Comprendre qu’on est soi, responsable de la vie qui vient, même si on n’a pas créé le monde ni sa propre existence, le drame adolescent est là et il subsiste en un sens toute la vie. Si l’adolescence est un « grand moment éthique », comme le souligne Paul Audi, c’est que chacun s’y trouve confronté à cette vertigineuse question : « Vais-je pouvoir me construire ou ne vais-je pas plutôt me défaire de moi-même ? »

Mode d’emploi

L’important, une fois entrevus ces trois sites, est de comprendre que nous pouvons avancer en passant de l’un à l’autre : adultes, nous sommes aussi enfants et adolescents. Et il s’agit d’expérimenter les passages d’un site à l’autre, et leur fécondité respective. Pour ne prendre qu’un exemple : si l’esprit d’enfance est essentiellement « l’esprit de la première fois », il doit nous rappeler à l’exigence permanente de réinitialiser, de rafraîchir, de reprendre à zéro nos approches du monde afin de retrouver partout, autant que faire se peut, l’éclat des premières fois. Ce retour n’est pas une régression, pas non plus un voyage dans le temps. Pas question de remonter à l’origine, de revenir à un point initial, antérieur à l’accoutumance.

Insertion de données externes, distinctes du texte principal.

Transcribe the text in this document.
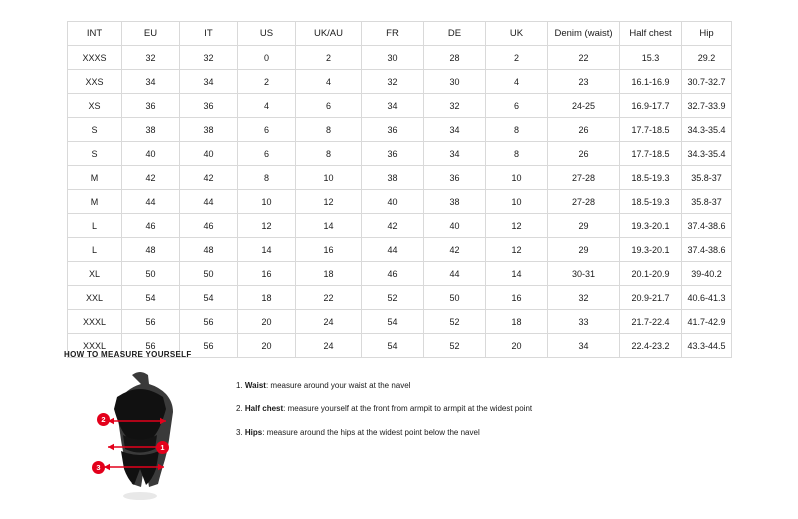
INT	EU	IT	US	UK/AU	FR	DE	UK	Denim (waist)	Half chest	Hip
XXXS	32	32	0	2	30	28	2	22	15.3	29.2
XXS	34	34	2	4	32	30	4	23	16.1-16.9	30.7-32.7
XS	36	36	4	6	34	32	6	24-25	16.9-17.7	32.7-33.9
S	38	38	6	8	36	34	8	26	17.7-18.5	34.3-35.4
S	40	40	6	8	36	34	8	26	17.7-18.5	34.3-35.4
M	42	42	8	10	38	36	10	27-28	18.5-19.3	35.8-37
M	44	44	10	12	40	38	10	27-28	18.5-19.3	35.8-37
L	46	46	12	14	42	40	12	29	19.3-20.1	37.4-38.6
L	48	48	14	16	44	42	12	29	19.3-20.1	37.4-38.6
XL	50	50	16	18	46	44	14	30-31	20.1-20.9	39-40.2
XXL	54	54	18	22	52	50	16	32	20.9-21.7	40.6-41.3
XXXL	56	56	20	24	54	52	18	33	21.7-22.4	41.7-42.9
XXXL	56	56	20	24	54	52	20	34	22.4-23.2	43.3-44.5
HOW TO MEASURE YOURSELF
1
2
3
1. Waist: measure around your waist at the navel
2. Half chest: measure yourself at the front from armpit to armpit at the widest point
3. Hips: measure around the hips at the widest point below the navel
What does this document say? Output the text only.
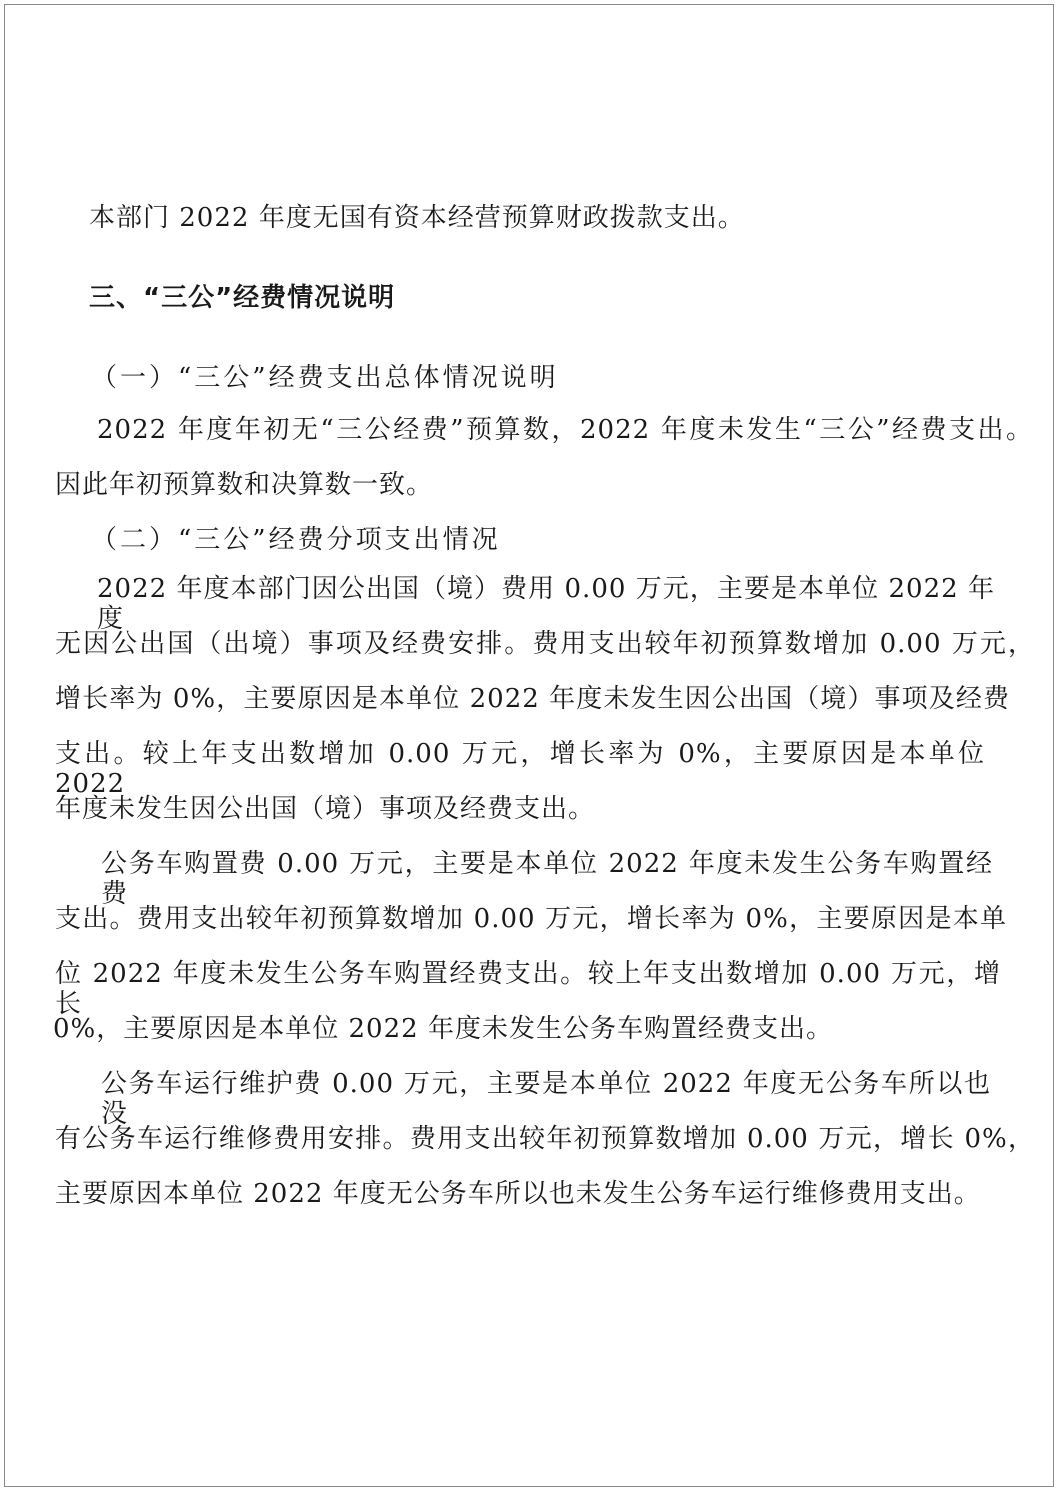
本部门 2022 年度无国有资本经营预算财政拨款支出。
三、“三公”经费情况说明
（一）“三公”经费支出总体情况说明
2022 年度年初无“三公经费”预算数，2022 年度未发生“三公”经费支出。
因此年初预算数和决算数一致。
（二）“三公”经费分项支出情况
2022 年度本部门因公出国（境）费用 0.00 万元，主要是本单位 2022 年度
无因公出国（出境）事项及经费安排。费用支出较年初预算数增加 0.00 万元，
增长率为 0%，主要原因是本单位 2022 年度未发生因公出国（境）事项及经费
支出。较上年支出数增加 0.00 万元，增长率为 0%，主要原因是本单位 2022
年度未发生因公出国（境）事项及经费支出。
公务车购置费 0.00 万元，主要是本单位 2022 年度未发生公务车购置经费
支出。费用支出较年初预算数增加 0.00 万元，增长率为 0%，主要原因是本单
位 2022 年度未发生公务车购置经费支出。较上年支出数增加 0.00 万元，增长
0%，主要原因是本单位 2022 年度未发生公务车购置经费支出。
公务车运行维护费 0.00 万元，主要是本单位 2022 年度无公务车所以也没
有公务车运行维修费用安排。费用支出较年初预算数增加 0.00 万元，增长 0%，
主要原因本单位 2022 年度无公务车所以也未发生公务车运行维修费用支出。
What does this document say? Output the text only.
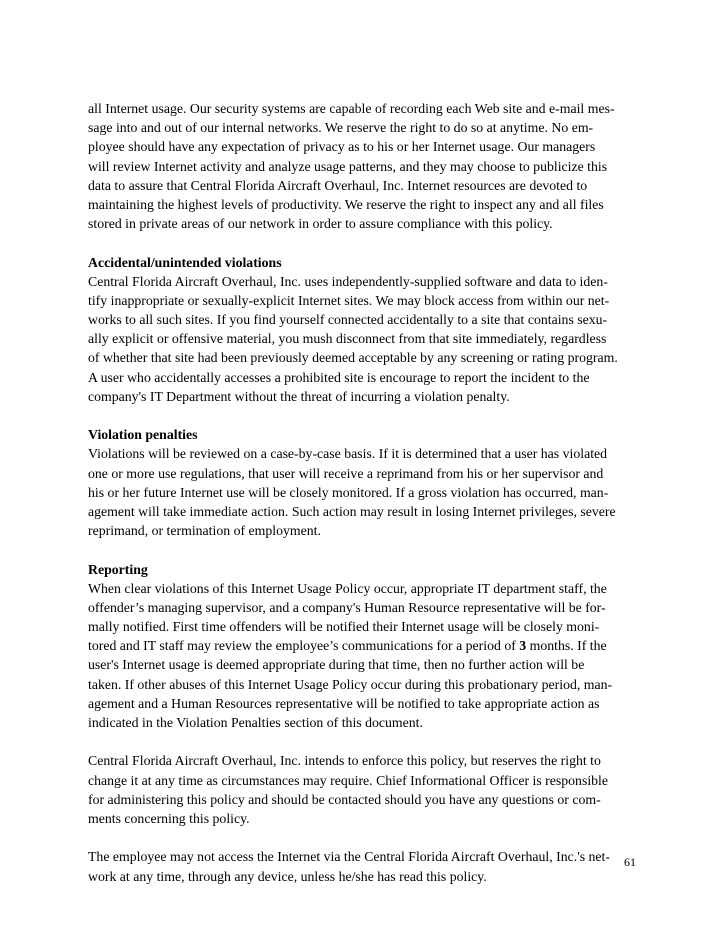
all Internet usage. Our security systems are capable of recording each Web site and e-mail mes-
sage into and out of our internal networks. We reserve the right to do so at anytime. No em-
ployee should have any expectation of privacy as to his or her Internet usage. Our managers
will review Internet activity and analyze usage patterns, and they may choose to publicize this
data to assure that Central Florida Aircraft Overhaul, Inc. Internet resources are devoted to
maintaining the highest levels of productivity. We reserve the right to inspect any and all files
stored in private areas of our network in order to assure compliance with this policy.
Accidental/unintended violations
Central Florida Aircraft Overhaul, Inc. uses independently-supplied software and data to iden-
tify inappropriate or sexually-explicit Internet sites. We may block access from within our net-
works to all such sites. If you find yourself connected accidentally to a site that contains sexu-
ally explicit or offensive material, you mush disconnect from that site immediately, regardless
of whether that site had been previously deemed acceptable by any screening or rating program.
A user who accidentally accesses a prohibited site is encourage to report the incident to the
company's IT Department without the threat of incurring a violation penalty.
Violation penalties
Violations will be reviewed on a case-by-case basis. If it is determined that a user has violated
one or more use regulations, that user will receive a reprimand from his or her supervisor and
his or her future Internet use will be closely monitored. If a gross violation has occurred, man-
agement will take immediate action. Such action may result in losing Internet privileges, severe
reprimand, or termination of employment.
Reporting
When clear violations of this Internet Usage Policy occur, appropriate IT department staff, the
offender’s managing supervisor, and a company's Human Resource representative will be for-
mally notified. First time offenders will be notified their Internet usage will be closely moni-
tored and IT staff may review the employee’s communications for a period of 3 months. If the
user's Internet usage is deemed appropriate during that time, then no further action will be
taken. If other abuses of this Internet Usage Policy occur during this probationary period, man-
agement and a Human Resources representative will be notified to take appropriate action as
indicated in the Violation Penalties section of this document.
Central Florida Aircraft Overhaul, Inc. intends to enforce this policy, but reserves the right to
change it at any time as circumstances may require. Chief Informational Officer is responsible
for administering this policy and should be contacted should you have any questions or com-
ments concerning this policy.
The employee may not access the Internet via the Central Florida Aircraft Overhaul, Inc.'s net-
work at any time, through any device, unless he/she has read this policy.
61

Parce que cette vivacité est en fait toujours disponible, indifférente au temps qui passe. La retrouver ne consiste donc pas à remonter le temps, ce qui est impossible, mais à nous immerger autrement dans le réel, ce qui est en notre pouvoir, du moins dans une certaine mesure. Tentons de faire en sorte que chaque répétition devienne une première fois. Vive, présente, déconcertante, unique et neuve, et non pas millième répétition terne. Nous devons tendre – partout, toujours – vers une galaxie de premières fois.

Tout le temps des premières fois, même quand c’est la centième, la millième, la millionième. Par exemple : respirer pour la première fois. Dormir, s’éveiller, manger, boire, toucher une peau pour la première fois. Autant que faire se peut, évidemment. Au sens strict, vous pourrez toujours objecter que la première fois, par définition, est passée, révolue, donc inaccessible. Mais s’en rapprocher est possible.

Roger-Pol Droit

NB : Pour information, ce texte nous avait été fourni par l’auteur lorsque nous avions malheureusement du annuler une conférence programmée en avril 2018. Encore merci à lui.